We present a new high resolution design of FPGA-based Time-Correlated Single Photon Counting (TCSPC) and time tagging electronics with multiple synchronized input channels. The new instrument achieves a state-of-the-art digital time resolution of 1 ps and a single channel timing uncertainty of 2 ps rms along with a world record dead-time of only 650 ps. This unprecedented combination enables new high-resolution TCSPC applications and significantly improves the resolution of the established high-speed fluorescence lifetime imaging method RapidFLIM. In oder to support the widest possible variety of single photon detectors the new instrument provides software-configurable input circuitry. For optimal timimg with e.g. Superconducting Nanowire Single Photon Detectors (SNSPD) the inputs can be configured as edge triggers while for best performance with Hybrid Photodetectors (HPD) or Micro Channel Plates (MCP) they can be configured as vertex finding Constant Fraction Discriminators (CFD). Along with the new instrument we developed an elegant and easy to use new Application Programming Interface (API) for Python. In addition to time tagged data acquisition it provides a wide variety of data analysis methods and real-time visualizations for typical requirements in quantum optics and fluorescence measurements. All methods can also be applied on recorded data files. Apart from design features and benchmark results of the instrument as such, we present results from fast fluorescence lifetime imaging and some snapshots of other applications.
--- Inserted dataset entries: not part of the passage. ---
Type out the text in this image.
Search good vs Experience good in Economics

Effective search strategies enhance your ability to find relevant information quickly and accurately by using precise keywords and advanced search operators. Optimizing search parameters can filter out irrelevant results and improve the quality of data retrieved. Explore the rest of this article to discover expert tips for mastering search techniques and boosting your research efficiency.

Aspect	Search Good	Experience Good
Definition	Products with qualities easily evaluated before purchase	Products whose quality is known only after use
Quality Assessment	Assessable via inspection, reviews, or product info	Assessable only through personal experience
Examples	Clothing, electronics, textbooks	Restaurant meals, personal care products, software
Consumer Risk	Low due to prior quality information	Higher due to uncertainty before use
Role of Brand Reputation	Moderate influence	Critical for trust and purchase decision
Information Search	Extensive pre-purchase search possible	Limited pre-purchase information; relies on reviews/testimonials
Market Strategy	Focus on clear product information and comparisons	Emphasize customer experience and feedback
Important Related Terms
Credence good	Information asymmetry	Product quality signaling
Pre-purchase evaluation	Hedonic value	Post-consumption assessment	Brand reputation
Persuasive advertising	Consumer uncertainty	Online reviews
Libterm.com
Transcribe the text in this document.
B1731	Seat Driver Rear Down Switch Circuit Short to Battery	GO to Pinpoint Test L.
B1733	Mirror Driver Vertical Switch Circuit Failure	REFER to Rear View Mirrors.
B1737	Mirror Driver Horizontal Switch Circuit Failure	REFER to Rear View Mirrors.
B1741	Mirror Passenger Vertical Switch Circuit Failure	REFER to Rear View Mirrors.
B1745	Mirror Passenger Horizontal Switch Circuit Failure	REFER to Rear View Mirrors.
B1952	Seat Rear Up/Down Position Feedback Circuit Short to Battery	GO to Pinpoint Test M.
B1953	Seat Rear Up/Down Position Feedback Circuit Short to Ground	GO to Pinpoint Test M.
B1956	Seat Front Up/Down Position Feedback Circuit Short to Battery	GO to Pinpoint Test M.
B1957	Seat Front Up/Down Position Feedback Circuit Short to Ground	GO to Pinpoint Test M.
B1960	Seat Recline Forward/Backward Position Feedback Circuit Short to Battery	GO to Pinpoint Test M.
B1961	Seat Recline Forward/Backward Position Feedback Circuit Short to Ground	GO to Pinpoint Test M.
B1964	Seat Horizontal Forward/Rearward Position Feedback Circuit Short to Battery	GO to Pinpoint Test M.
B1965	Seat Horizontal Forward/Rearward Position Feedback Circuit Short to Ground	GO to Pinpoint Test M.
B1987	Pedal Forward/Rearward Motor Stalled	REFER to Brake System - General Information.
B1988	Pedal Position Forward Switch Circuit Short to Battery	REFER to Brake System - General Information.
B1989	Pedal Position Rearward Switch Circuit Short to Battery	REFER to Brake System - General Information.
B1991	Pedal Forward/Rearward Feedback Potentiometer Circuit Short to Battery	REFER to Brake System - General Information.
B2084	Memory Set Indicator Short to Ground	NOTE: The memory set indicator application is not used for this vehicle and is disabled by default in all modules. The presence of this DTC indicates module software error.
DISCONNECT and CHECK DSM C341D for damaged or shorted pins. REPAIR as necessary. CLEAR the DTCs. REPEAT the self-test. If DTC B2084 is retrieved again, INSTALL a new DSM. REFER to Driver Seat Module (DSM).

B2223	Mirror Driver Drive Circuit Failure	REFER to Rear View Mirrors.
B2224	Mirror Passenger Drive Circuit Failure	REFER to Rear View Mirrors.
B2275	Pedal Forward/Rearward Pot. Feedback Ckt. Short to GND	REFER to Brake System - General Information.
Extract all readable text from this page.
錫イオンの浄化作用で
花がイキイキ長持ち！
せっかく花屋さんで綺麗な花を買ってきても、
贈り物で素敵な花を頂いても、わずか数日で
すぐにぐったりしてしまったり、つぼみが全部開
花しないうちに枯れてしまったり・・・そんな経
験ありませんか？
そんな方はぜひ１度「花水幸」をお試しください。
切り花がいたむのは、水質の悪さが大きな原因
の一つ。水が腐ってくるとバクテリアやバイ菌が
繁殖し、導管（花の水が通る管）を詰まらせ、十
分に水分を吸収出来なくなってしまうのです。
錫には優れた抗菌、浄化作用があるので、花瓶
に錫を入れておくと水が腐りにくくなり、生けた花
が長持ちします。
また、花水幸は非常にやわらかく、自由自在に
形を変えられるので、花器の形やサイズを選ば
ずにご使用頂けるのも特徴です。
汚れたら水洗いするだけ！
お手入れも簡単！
Xin Zhu, Rowan Walker Gibbons, Ali Behjatian, Madhavi Krishnan

Physical and Theoretical Chemistry Laboratory, Department of Chemistry, University of Oxford, OX1 3QZ, United Kingdom

Inferring the 3D structure and conformation of disordered biomolecules, e.g., single stranded nucleic acids (ssNAs) in solution remains challenging due to both their conformational complexity, and the limited applicability of high resolution structural techniques such as x-ray crystallography. Here, we measure with sub elementary charge precision the effective charge, qeff, of short to medium chain length ssNAs in solution (5-60 bases) using the Escape-Time electrometry (ETe). ETe is a technique based on optical microscopy technique that can report on moelcular 3D conformation in a rapid and facile way. Combining ETe measurements with theoretically calculated qeff values for structures obtained from Molecular Dynamics simulations and analyzed in a Poisson Boltzmann (PB) electrostatics framework, we uncover a dependence between the molecular effective charge of ssNAs in solution and 3D conformational properties of nucleic acid oligomers, shedding light, e.g., on the stacking strength between nucleobases. Such properties of ssNAs of course dramatically depart from their double stranded counterpart. In summary, the ability of ETe to discriminate between effective charges of molecular species at the 1% level holds great promise for a new charge-based biomolecular analytical tool offering readouts of molecular 3D conformation, operating at the single molecule level.